Recent data support Janus Kinase/signal transducers and activators of transcription (JAK/STAT) signaling, a pathway described in immune cells, as relevant to the kidney’s tissue-specific response to injury. Studies have shown a deleterious role of podocyte STAT3 in glomerular diseases and the involvement of tubular STAT3 in renal fibrosis. Recently, we showed a protective role for the podocyte gamma chain, a potential activator of STAT5, during experimental glomerulonephritis. Here, we hypothesized that STAT5 may protect the kidney epithelium.

Methods

Mice with a podocyte-specific deletion of STAT5 and their littermate controls were challenged with nephrotoxic serum or with adriamycin. Mice with an inducible tubular-specific deletion of STAT5 and their littermate controls were challenged with a cisplatin nephrotoxicity model. All mice were derived on a C57BL6/J genetic background.

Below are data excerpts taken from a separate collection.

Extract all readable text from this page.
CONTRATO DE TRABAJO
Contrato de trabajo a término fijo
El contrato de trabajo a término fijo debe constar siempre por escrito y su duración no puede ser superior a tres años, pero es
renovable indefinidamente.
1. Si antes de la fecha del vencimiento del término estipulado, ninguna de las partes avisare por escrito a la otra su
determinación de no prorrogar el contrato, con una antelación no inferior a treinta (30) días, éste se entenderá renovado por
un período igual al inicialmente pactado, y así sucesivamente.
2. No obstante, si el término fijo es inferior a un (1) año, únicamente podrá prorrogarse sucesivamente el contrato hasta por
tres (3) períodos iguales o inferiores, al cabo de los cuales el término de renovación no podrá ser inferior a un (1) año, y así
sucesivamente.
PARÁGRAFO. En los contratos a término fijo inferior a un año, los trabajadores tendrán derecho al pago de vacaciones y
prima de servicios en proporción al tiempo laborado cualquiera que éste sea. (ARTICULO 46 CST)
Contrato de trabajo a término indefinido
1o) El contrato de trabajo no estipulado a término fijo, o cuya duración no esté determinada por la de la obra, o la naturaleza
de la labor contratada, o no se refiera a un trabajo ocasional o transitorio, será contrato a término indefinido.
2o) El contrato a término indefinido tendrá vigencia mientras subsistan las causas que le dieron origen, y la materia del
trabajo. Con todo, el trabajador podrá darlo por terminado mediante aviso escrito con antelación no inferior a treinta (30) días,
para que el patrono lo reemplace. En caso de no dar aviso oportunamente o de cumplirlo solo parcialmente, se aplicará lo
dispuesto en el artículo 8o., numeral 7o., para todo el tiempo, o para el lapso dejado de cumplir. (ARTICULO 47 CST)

We also investigated epithelial STAT5 activation by immunohistochemistry in different clinical nephropathies.

Results

Podocyte STAT5 deficiency exacerbated proteinuria in both nephrotoxic nephritis and adriamycin nephropathy. In addition, loss of STAT5 in podocytes associated with a loss of epithelial markers, such as nephrin, and exaggerated foot process effacement. Furthermore, podocytic STAT5 is activated in vitro by interleukin 15.

Tubular STAT5 deficiency aggravated renal dysfunction and tubular injury in cisplatin nephropathy.

In man, we observed STAT5 activation in injured podocytes in focal and segmental glomerulosclerosis, and in tubular cells in those with acute tubular injury.

Conclusion

Our results suggest a novel protective role of the STAT5 transcription factor in podocytes and tubular epithelium in experimental nephropathy. Our clinical data suggest a similar cellular activation of STAT5 as seen pre-clinically. Epithelial STAT5 activation could represent a potential therapeutic target in AKI.